A recent Indiana case refused to apply the blue-pencil doctrine to make enforceable an otherwise overbroad restrictive covenant provision. Clark’s Sales and Service, Inc. v. Smith and Ferguson Enterprises, Inc., 4 N.E.3d 772 (Ind.Ct.App. 2014). The former employee worked at an appliance store for 14 years. He signed a noncompetition agreement. During the 14 years, the employee had access to the employer’s customers, including secret and confidential information regarding customers.
The court stated that the employer must first show that it has a legitimate interest to be protected by the noncompetition agreement, and the employer bears the burden to show that the agreement is reasonable in scope as to time, activities and geographic area restricted.
To demonstrate a legitimate protectable interest, an employer must show some reason why it would be unfair to allow the employee to compete with the former employer, and the employee should be enjoined only if he has gained some advantage at the employer’s expense which would not be available to the general public. In industries where personal contact between the employee and the customer is especially important due to the similarity in product offered by competitors, the advantage acquired through the employee’s representative contact with the customer is part of the employer’s goodwill, regardless of whether the employee has access to confidential information. The court held that the employer had a legitimate, protectable interest, due to the employee’s contact with customers and the employer’s effort to build goodwill with its business accounts and referral network of home builders, remodelers and kitchen designers, and that such contact is not available to a person in the general public.

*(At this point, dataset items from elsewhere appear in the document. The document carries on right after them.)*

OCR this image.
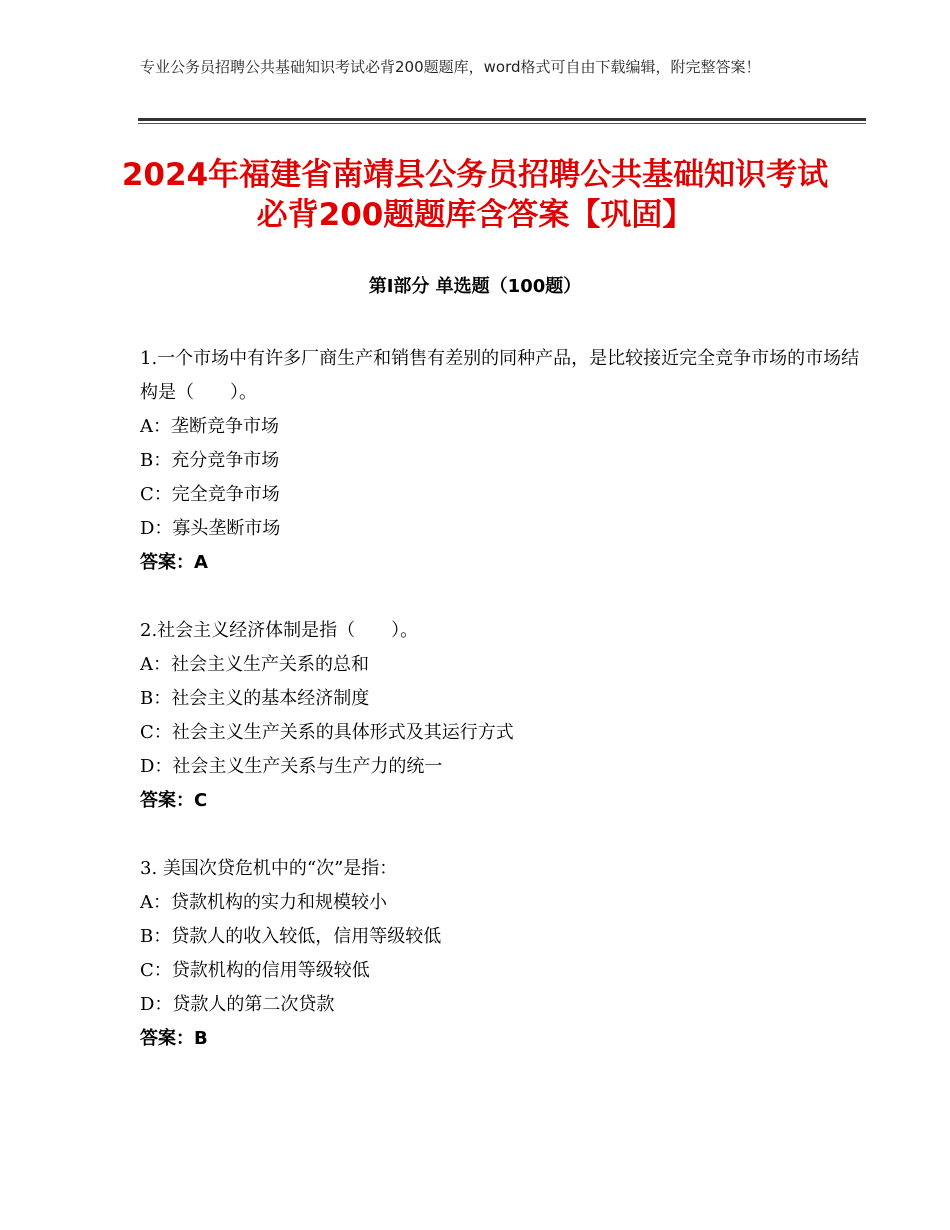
专业公务员招聘公共基础知识考试必背200题题库，word格式可自由下载编辑，附完整答案！
2024年福建省南靖县公务员招聘公共基础知识考试必背200题题库含答案【巩固】
第Ⅰ部分 单选题（100题）
1.一个市场中有许多厂商生产和销售有差别的同种产品，是比较接近完全竞争市场的市场结构是（　　）。
A：垄断竞争市场
B：充分竞争市场
C：完全竞争市场
D：寡头垄断市场
答案：A
2.社会主义经济体制是指（　　）。
A：社会主义生产关系的总和
B：社会主义的基本经济制度
C：社会主义生产关系的具体形式及其运行方式
D：社会主义生产关系与生产力的统一
答案：C
3. 美国次贷危机中的“次”是指：
A：贷款机构的实力和规模较小
B：贷款人的收入较低，信用等级较低
C：贷款机构的信用等级较低
D：贷款人的第二次贷款
答案：B
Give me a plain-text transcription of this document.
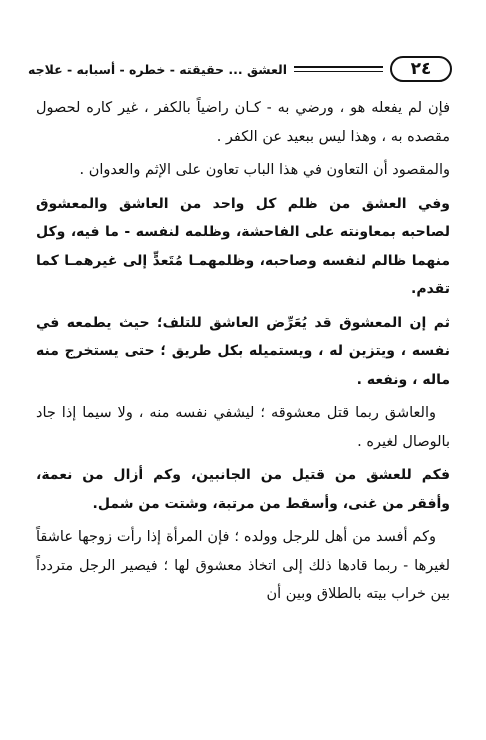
العشق ... حقيقته - خطره - أسبابه - علاجه	٢٤

فإن لم يفعله هو ، ورضي به - كـان راضياً بالكفر ، غير كاره لحصول مقصده به ، وهذا ليس ببعيد عن الكفر .

والمقصود أن التعاون في هذا الباب تعاون على الإثم والعدوان .

وفي العشق من ظلم كل واحد من العاشق والمعشوق لصاحبه بمعاونته على الفاحشة، وظلمه لنفسه - ما فيه، وكل منهما ظالم لنفسه وصاحبه، وظلمهمـا مُتَعدٍّ إلى غيرهمـا كما تقدم.

ثم إن المعشوق قد يُعَرِّض العاشق للتلف؛ حيث يطمعه في نفسه ، ويتزين له ، ويستميله بكل طريق ؛ حتى يستخرج منه ماله ، ونفعه .

والعاشق ربما قتل معشوقه ؛ ليشفي نفسه منه ، ولا سيما إذا جاد بالوصال لغيره .

فكم للعشق من قتيل من الجانبين، وكم أزال من نعمة، وأفقر من غنى، وأسقط من مرتبة، وشتت من شمل.

وكم أفسد من أهل للرجل وولده ؛ فإن المرأة إذا رأت زوجها عاشقاً لغيرها - ربما قادها ذلك إلى اتخاذ معشوق لها ؛ فيصير الرجل متردداً بين خراب بيته بالطلاق وبين أن
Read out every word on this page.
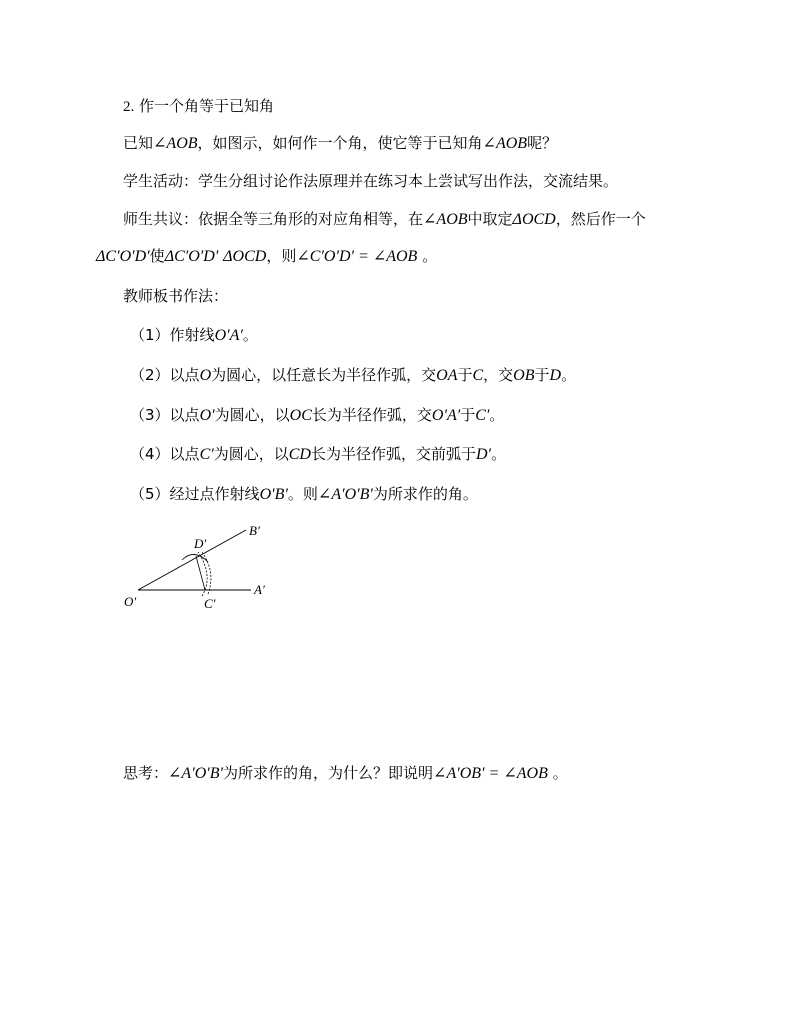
2. 作一个角等于已知角
已知∠AOB，如图示，如何作一个角，使它等于已知角∠AOB呢？
学生活动：学生分组讨论作法原理并在练习本上尝试写出作法，交流结果。
师生共议：依据全等三角形的对应角相等，在∠AOB中取定ΔOCD，然后作一个
ΔC′O′D′使ΔC′O′D′ ΔOCD，则∠C′O′D′ = ∠AOB 。
教师板书作法：
（1）作射线O′A′。
（2）以点O为圆心，以任意长为半径作弧，交OA于C，交OB于D。
（3）以点O′为圆心，以OC长为半径作弧，交O′A′于C′。
（4）以点C′为圆心，以CD长为半径作弧，交前弧于D′。
（5）经过点作射线O′B′。则∠A′O′B′为所求作的角。
O′
A′
B′
C′
D′
思考：∠A′O′B′为所求作的角，为什么？即说明∠A′OB′ = ∠AOB 。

The restrictive covenant prevented the former employee from providing “services competitive to those offered by [the former employer] or those provided by [the former employee] on behalf of [the former employer]” to anyone who was a customer of the former employer during the term of the employee’s employment. The court held that present customers are a protectable interest of an employer; however, a contract prohibiting contact with any past or prospective customers, no matter how much time has elapsed since their patronage has ceased, was vague and too broad. Accordingly, the court found the restrictive covenant to be overbroad and unreasonable.

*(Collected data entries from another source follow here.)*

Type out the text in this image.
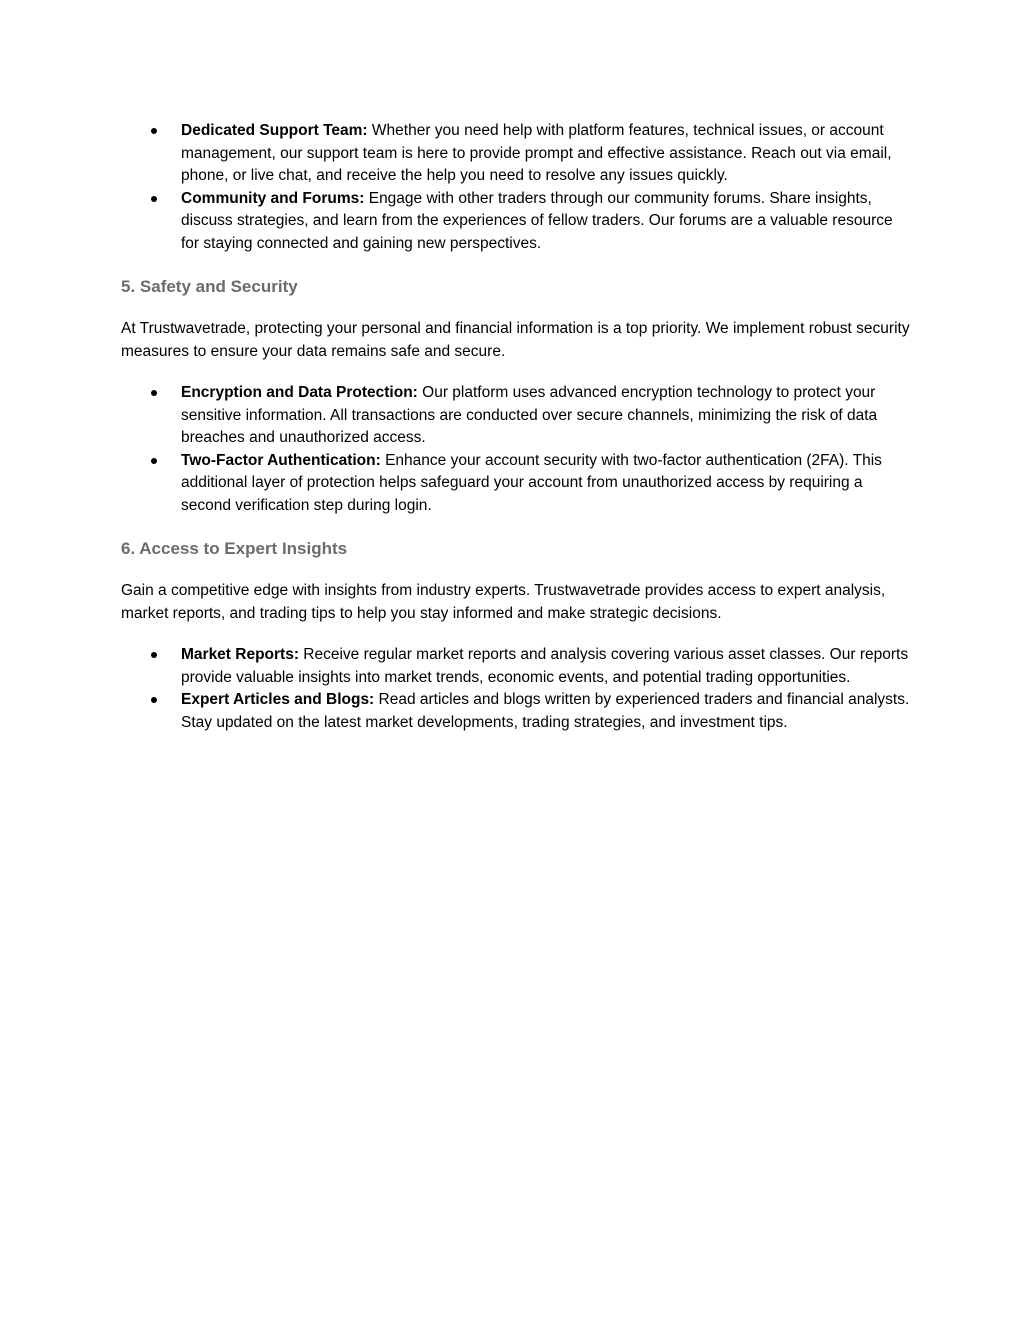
Dedicated Support Team: Whether you need help with platform features, technical issues, or account management, our support team is here to provide prompt and effective assistance. Reach out via email, phone, or live chat, and receive the help you need to resolve any issues quickly.
Community and Forums: Engage with other traders through our community forums. Share insights, discuss strategies, and learn from the experiences of fellow traders. Our forums are a valuable resource for staying connected and gaining new perspectives.
5. Safety and Security

At Trustwavetrade, protecting your personal and financial information is a top priority. We implement robust security measures to ensure your data remains safe and secure.

Encryption and Data Protection: Our platform uses advanced encryption technology to protect your sensitive information. All transactions are conducted over secure channels, minimizing the risk of data breaches and unauthorized access.
Two-Factor Authentication: Enhance your account security with two-factor authentication (2FA). This additional layer of protection helps safeguard your account from unauthorized access by requiring a second verification step during login.
6. Access to Expert Insights

Gain a competitive edge with insights from industry experts. Trustwavetrade provides access to expert analysis, market reports, and trading tips to help you stay informed and make strategic decisions.

Market Reports: Receive regular market reports and analysis covering various asset classes. Our reports provide valuable insights into market trends, economic events, and potential trading opportunities.
Expert Articles and Blogs: Read articles and blogs written by experienced traders and financial analysts. Stay updated on the latest market developments, trading strategies, and investment tips.
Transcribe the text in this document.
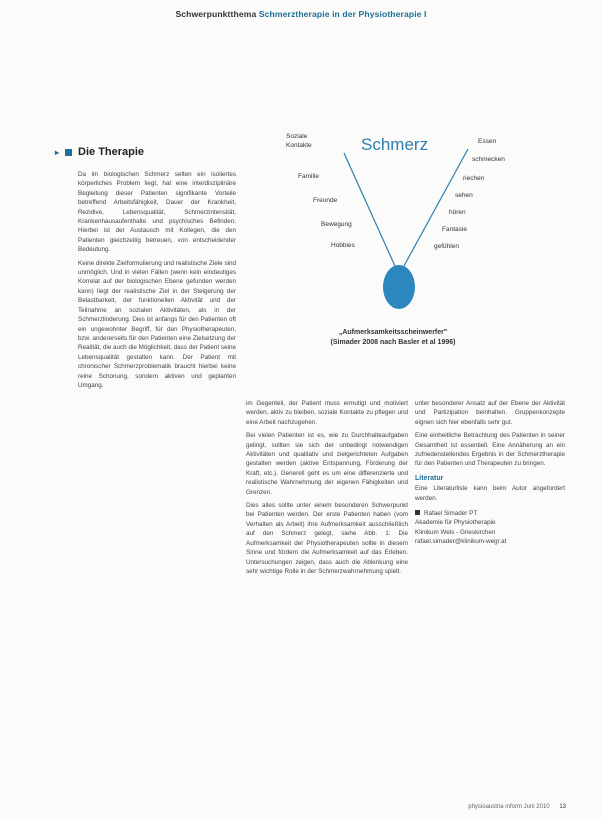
Schwerpunktthema Schmerztherapie in der Physiotherapie I
▸ Die Therapie

Da im biologischen Schmerz selten ein isoliertes körperliches Problem liegt, hat eine interdisziplinäre Begleitung dieser Patienten signifikante Vorteile betreffend Arbeitsfähigkeit, Dauer der Krankheit, Rezidive, Lebensqualität, Schmerzintensität, Krankenhausaufenthalte und psychisches Befinden. Hierbei ist der Austausch mit Kollegen, die den Patienten gleichzeitig betreuen, von entscheidender Bedeutung.

Keine direkte Zielformulierung und realistische Ziele sind unmöglich. Und in vielen Fällen (wenn kein eindeutiges Korrelat auf der biologischen Ebene gefunden werden kann) liegt der realistische Ziel in der Steigerung der Belastbarkeit, der funktionellen Aktivität und der Teilnahme an sozialen Aktivitäten, als in der Schmerzlinderung. Dies ist anfangs für den Patienten oft ein ungewohnter Begriff, für den Physiotherapeuten, bzw. andererseits für den Patienten eine Zielsetzung der Realität, die auch die Möglichkeit, dass der Patient seine Lebensqualität gestalten kann. Der Patient mit chronischer Schmerzproblematik braucht hierbei keine reine Schonung, sondern aktiven und geplanten Umgang.

Schmerz
Soziale
Kontakte
Familie
Freunde
Bewegung
Hobbies
Essen
schmecken
riechen
sehen
hören
Fantasie
gefühlen
„Aufmerksamkeitsscheinwerfer"
(Simader 2008 nach Basler et al 1996)

im Gegenteil, der Patient muss ermutigt und motiviert werden, aktiv zu bleiben, soziale Kontakte zu pflegen und eine Arbeit nachzugehen.

Bei vielen Patienten ist es, wie zu Durchhalteaufgaben gelingt, sollten sie sich der unbedingt notwendigen Aktivitäten und qualitativ und zielgerichteten Aufgaben gestalten werden (aktive Entspannung, Förderung der Kraft, etc.). Generell geht es um eine differenzierte und realistische Wahrnehmung der eigenen Fähigkeiten und Grenzen.

Dies alles sollte unter einem besonderen Schwerpunkt bei Patienten werden. Der erste Patienten haben (vom Verhalten als Arbeit) ihre Aufmerksamkeit ausschließlich auf den Schmerz gelegt, siehe Abb. 1: Die Aufmerksamkeit der Physiotherapeuten sollte in diesem Sinne und fördern die Aufmerksamkeit auf das Erleben. Untersuchungen zeigen, dass auch die Ablenkung eine sehr wichtige Rolle in der Schmerzwahrnehmung spielt.

unter besonderer Ansatz auf der Ebene der Aktivität und Partizipation beinhalten. Gruppenkonzepte eignen sich hier ebenfalls sehr gut.

Eine einheitliche Betrachtung des Patienten in seiner Gesamtheit ist essentiell. Eine Annäherung an ein zufriedenstellendes Ergebnis in der Schmerztherapie für den Patienten und Therapeuten zu bringen.

Literatur

Eine Literaturliste kann beim Autor angefordert werden.

Rafael Simader PT
Akademie für Physiotherapie
Klinikum Wels - Grieskirchen
rafael.simader@klinikum-wegr.at
physioaustria inform Juni 2010 13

Further, the court found the restrictive covenant to be overly broad because it prohibited the former employee from offering any services competitive to any service provided by the former employer. For instance, the restrictive covenant as written would prohibit the former inside appliance salesman from performing maintenance, repair, delivery, ordering or pricing services, to anyone who was a customer during his 14-year employment. The court held this restriction was too broad.
Further, the court found that the geographic restriction, restricting the former employee from working for any other entity providing services competitive in Marion County, any county contiguous to Marion County, any county in Indiana in which the employer has at least one customer, the State of Indiana, or within a 50-mile radius of the employer’s principal office, to be clearly overbroad and unreasonable. The court found that the geographic restriction was not divisible and was not clearly separated into parts, and was not written to include “severable terms.” As a result, the court found that it would not apply the blue-pencil doctrine to limit the geographic restriction to an enforceable area.
The Smith case elucidates the principle that restrictive covenants must be drafted very carefully and tailored to individual business needs. Due to an overbroad covenant, the Smith court denied the former employer’s injunction, the employee was permitted to work for a competitor.